L’Amant double :
le grand som­meil

L’Amant Double

de François Ozon

Aie aie aie François Ozon… Le très pro­li­fique réa­li­sa­teur fran­çais a certes eu son grand moment au début des années 2000, alors qu’il fai­sait preuve d’une liber­té de ton réjouis­sante, adap­tait Rainer Werner Fassbinder et assu­mait réso­lu­ment son côté queer et excen­trique. Dix-sept longs-métrages plus tard, il fait main­te­nant par­tie des meubles et aligne les comé­dies, les drames, les films d’époque, les thril­lers, les pro­po­si­tions far­fe­lues… Il tourne beau­coup, beau­coup. Trop, peut-être? Nous voi­ci face à L’Amant double, qui a eu les hon­neurs de la com­pé­ti­tion offi­cielle de Cannes (et on se demande bien pour­quoi).

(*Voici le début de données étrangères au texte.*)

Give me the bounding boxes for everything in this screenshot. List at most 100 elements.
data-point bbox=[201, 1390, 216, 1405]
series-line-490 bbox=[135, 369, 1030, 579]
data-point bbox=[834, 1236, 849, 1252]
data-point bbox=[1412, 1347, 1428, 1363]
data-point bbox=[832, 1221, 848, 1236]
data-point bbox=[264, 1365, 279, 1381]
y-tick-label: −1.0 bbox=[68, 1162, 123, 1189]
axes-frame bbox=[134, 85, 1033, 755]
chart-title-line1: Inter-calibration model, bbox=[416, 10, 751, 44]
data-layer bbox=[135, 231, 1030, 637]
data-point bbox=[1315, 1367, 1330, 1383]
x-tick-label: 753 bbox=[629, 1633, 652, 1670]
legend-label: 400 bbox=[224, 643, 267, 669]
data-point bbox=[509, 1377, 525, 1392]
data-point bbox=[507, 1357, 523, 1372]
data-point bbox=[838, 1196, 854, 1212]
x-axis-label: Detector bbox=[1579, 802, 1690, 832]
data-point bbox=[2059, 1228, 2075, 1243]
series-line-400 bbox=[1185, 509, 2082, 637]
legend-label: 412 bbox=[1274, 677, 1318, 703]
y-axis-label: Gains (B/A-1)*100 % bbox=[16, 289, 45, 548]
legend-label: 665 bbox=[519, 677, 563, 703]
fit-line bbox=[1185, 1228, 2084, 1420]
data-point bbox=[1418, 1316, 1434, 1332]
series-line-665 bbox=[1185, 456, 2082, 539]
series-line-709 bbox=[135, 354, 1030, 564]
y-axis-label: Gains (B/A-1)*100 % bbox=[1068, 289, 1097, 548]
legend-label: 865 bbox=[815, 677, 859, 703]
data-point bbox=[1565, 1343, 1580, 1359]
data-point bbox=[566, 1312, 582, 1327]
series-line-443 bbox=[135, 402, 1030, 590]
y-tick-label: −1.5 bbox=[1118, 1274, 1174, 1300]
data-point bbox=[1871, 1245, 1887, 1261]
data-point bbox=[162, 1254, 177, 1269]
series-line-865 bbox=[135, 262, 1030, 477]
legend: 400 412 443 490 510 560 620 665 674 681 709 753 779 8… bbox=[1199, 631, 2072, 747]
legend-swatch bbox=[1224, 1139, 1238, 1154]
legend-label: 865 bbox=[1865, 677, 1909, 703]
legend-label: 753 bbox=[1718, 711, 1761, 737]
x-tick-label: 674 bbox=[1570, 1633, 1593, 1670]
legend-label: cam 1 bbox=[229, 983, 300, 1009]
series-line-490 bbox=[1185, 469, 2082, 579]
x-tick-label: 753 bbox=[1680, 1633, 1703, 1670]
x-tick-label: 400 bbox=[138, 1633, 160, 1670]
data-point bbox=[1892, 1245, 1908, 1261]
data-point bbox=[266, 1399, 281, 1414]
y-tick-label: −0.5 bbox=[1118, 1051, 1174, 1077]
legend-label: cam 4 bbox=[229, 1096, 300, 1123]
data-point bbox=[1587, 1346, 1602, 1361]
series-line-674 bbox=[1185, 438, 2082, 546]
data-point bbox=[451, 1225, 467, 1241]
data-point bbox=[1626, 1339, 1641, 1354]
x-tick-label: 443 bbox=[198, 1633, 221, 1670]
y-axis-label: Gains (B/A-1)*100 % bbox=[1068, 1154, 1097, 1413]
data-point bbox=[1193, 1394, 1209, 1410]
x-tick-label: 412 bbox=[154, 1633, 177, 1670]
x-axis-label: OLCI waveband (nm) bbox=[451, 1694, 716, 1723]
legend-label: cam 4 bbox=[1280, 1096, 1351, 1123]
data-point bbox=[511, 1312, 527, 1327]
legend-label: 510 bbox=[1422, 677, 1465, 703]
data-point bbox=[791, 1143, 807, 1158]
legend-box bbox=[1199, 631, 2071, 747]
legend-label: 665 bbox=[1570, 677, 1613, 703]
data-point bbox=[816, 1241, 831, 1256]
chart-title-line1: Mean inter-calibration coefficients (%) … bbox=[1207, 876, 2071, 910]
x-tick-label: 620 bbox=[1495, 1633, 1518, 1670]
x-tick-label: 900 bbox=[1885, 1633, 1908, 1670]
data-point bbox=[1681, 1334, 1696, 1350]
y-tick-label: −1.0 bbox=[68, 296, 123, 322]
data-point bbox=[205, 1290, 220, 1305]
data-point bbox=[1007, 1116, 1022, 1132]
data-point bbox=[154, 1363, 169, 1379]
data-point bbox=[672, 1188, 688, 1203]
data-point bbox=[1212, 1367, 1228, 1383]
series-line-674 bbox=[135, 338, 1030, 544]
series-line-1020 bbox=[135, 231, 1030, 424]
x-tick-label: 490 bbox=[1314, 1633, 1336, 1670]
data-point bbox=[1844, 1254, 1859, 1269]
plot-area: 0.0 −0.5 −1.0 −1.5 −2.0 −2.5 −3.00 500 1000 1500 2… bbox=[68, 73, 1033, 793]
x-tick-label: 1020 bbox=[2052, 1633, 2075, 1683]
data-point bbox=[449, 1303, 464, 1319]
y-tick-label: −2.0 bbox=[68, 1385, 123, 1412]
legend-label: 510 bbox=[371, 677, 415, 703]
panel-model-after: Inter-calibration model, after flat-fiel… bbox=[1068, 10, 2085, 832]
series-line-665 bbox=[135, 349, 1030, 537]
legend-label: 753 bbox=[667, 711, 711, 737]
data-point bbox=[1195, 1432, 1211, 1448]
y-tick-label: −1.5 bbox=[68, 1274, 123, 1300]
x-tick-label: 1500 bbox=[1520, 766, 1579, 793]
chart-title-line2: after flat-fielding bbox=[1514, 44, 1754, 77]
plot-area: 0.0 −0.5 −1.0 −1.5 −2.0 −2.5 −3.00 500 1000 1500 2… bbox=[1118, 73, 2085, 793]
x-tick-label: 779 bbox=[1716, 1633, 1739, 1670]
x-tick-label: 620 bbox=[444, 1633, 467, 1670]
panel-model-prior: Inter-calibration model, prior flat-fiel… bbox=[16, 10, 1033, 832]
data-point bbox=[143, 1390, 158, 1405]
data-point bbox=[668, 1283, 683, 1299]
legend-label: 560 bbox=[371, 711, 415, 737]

Le tout débute avec un gros plan de la pupille angois­sée de Marine Vacht. La déli­cate actrice incarne Chloé, une jeune femme trou­blée souf­frant de constantes dou­leurs au ventre. Poussée par le corps médi­cal qui lui répète sans cesse que « le mal est dans sa tête », elle se décide à consul­ter un psy­cha­na­lyste. Entre en scène Paul Meyer, qui a la blon­deur gla­cée de Jérémie Rénier. Chloé, qui se jugeait vide, se sent rapi­de­ment exis­ter dans le regard de son psy. Certains appel­le­raient cela le trans­fert, elle y voit plu­tôt de l’amour, et emmé­nage avec Paul. Mais alors que celui-ci déclare pas­ser toutes ses jour­nées à l’hôpital, Chloé l’aperçoit déam­bu­ler dans les rues de Paris. Après recherche, elle tombe sur le bureau d’un autre psy­cha­na­lyste, Louis Delord, à la blon­deur iden­tique, et pour cause : il est le jumeau secret de Paul. Les frères se haïssent. Chloé est bien déci­dée à savoir pour­quoi… en deve­nant la maî­tresse des deux en même temps.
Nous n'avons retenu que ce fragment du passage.